Error converting data type DBTYPE_DBTIMESTAMP to datetime.

with my sql something like this

select DUE_DATE_END_OPER from openquery 
(MARS_PGS, 'select DUE_DATE_END_OPER from PG8_PROD_0_REPORT.F_HVE_APO_ROUTE')

could somebody help me explain?or any solution? as i am not good in sql..
thank you

----------


## rmiao

Tried this?

select convert(datetime, DUE_DATE_END_OPER) from openquery 
(MARS_PGS, 'select DUE_DATE_END_OPER from PG8_PROD_0_REPORT.F_HVE_APO_ROUTE')

----------


## anam

Hi -

I had similar issue a while back, and Mak was able to assist me.

Please see below thread:

http://forums.databasejournal.com/sh...ad.php?t=34278

Good luck.
LS

----------


## jason_limwk

thanks guy.... but i got the ans for it already....


to rmiao....
ur coding seems still got error  on it..~
hen i put it and analyst it,.. error coming ...

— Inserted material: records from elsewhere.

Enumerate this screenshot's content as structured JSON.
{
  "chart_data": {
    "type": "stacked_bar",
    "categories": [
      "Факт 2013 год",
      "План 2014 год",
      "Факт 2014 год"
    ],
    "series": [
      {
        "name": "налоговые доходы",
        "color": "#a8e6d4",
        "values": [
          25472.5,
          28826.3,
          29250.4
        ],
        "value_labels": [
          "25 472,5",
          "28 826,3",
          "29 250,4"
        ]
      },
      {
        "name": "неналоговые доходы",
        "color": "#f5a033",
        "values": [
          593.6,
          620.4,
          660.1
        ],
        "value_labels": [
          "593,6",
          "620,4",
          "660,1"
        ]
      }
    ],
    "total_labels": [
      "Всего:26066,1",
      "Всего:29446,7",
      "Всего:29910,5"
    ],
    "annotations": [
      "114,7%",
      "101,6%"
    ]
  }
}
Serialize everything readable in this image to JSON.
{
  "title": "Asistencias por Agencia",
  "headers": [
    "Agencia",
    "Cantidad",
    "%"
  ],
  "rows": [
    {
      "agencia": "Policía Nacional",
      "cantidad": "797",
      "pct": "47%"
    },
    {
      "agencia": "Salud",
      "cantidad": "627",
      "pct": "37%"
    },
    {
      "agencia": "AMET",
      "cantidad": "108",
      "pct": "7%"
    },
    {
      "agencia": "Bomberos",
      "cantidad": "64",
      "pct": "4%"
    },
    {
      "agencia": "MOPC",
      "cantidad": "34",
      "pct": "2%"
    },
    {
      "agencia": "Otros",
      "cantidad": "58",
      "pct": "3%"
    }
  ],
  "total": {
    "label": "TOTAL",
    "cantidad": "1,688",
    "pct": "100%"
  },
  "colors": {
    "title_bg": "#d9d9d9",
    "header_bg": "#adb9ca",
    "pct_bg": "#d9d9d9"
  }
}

Server: Msg 8114, Level 16, State 8, Line 1
Error converting data type DBTYPE_DBTIMESTAMP to datetime.


to anam...
thanks for the link/... butsince i got the ans...~ so i din go there  but for sure i will go there to have a look on it.. thanks..


oo btw.. the coding that manage t o run should be...


select * 
from openquery(MARS_PGS, 'select TO_CHAR(DUE_DATE_END_OPER)  FormattedDate from PG8_PROD_0_REPORT.F_HVE_APO_ROUTE') derived 
where isdate(FormattedDate)=0  




thanks guy..~

----------